Марфа ничего не отвечала и, закрыв книгу, вторично положила ее на голову... «Попытаю вдругорядь — до трижды судьбы Господни испытуются»...

Снова повертела книгу на голове и снова открыла.

— Благослови, Господи... Что-то святая книга проречет?

Она прочла:

— «И взяв един ангел крепок камень, велик яко жернов, и верже в море, глаголя: тако стремлением ввержен будет Вавилон град великий, и не имать обрестися ктому.
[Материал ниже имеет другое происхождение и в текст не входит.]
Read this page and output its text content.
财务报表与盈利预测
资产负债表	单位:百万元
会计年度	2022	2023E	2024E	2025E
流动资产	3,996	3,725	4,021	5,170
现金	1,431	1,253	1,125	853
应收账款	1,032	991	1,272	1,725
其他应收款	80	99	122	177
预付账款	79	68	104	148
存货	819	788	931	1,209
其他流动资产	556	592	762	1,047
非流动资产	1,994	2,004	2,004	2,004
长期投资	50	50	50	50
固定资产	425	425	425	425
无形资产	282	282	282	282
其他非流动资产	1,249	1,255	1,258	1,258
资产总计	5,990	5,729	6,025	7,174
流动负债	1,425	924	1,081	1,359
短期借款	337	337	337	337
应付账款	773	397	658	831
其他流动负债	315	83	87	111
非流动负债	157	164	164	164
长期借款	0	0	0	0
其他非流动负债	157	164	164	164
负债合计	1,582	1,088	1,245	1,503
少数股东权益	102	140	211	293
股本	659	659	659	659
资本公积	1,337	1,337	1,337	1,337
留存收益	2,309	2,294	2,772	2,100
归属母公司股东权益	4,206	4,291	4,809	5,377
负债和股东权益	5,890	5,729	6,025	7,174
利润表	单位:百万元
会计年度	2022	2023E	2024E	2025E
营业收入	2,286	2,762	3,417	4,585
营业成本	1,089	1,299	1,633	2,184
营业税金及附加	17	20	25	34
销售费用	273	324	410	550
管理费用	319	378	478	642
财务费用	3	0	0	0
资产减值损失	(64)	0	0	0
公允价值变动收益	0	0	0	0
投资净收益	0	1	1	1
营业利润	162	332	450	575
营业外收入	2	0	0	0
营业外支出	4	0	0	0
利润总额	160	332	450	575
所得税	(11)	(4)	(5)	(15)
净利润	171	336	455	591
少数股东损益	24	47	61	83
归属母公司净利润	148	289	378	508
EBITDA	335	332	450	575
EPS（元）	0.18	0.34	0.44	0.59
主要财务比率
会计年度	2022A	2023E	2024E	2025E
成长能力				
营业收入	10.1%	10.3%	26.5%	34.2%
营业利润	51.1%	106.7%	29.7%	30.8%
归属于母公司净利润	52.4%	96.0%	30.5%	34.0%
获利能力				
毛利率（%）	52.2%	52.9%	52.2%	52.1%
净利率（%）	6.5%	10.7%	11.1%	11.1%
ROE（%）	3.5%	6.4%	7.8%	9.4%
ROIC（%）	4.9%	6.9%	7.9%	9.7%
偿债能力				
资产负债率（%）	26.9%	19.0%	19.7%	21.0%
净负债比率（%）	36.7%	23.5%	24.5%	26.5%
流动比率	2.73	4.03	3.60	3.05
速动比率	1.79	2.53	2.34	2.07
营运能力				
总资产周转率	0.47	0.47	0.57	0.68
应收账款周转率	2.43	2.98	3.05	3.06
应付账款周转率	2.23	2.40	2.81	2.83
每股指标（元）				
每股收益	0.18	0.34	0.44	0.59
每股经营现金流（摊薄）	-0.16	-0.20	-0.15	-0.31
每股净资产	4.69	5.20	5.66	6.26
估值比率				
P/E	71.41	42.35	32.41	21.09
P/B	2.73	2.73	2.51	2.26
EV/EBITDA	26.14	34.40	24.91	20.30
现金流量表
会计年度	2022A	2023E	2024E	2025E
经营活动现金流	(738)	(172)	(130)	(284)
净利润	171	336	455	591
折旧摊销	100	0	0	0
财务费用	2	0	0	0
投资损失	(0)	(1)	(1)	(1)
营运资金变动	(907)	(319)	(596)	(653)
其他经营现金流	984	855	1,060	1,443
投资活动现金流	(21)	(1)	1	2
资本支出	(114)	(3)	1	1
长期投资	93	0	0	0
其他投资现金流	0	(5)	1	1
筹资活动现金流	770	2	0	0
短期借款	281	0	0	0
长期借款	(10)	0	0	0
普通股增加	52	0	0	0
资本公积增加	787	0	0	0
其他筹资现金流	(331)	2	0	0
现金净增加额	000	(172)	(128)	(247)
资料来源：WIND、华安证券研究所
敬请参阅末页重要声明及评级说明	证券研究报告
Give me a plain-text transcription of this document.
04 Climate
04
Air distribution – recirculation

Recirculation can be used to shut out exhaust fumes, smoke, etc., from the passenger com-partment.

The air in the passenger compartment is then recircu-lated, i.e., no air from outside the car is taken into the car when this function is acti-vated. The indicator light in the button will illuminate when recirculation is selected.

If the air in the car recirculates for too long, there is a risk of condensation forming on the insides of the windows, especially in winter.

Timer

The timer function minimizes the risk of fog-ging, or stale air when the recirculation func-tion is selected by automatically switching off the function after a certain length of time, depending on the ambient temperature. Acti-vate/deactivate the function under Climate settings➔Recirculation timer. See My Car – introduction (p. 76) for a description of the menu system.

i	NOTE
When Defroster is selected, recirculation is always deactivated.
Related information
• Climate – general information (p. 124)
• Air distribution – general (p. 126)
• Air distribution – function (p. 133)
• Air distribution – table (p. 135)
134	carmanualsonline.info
И глас гудец и мусикий, и пискателей, и труб не имать слышатися ктому в тебе; и всяк хитрец всякия хитрости не обращется ктому в тебе; и шум жерновный не будет слышан в тебе; и свет светильника не имать светити в тебе ктому, и глас жениха и невесты не имать слышен быти в тебе ктому, яко купцы твои быша вельможи земстии»[62]...

По мере чтения лицо ее становилось все бледнее и бледнее... Руки дрожали... Но вдруг за окном раздался голос Исачка:

— Баба! Баба! Наши едут... Насады видно.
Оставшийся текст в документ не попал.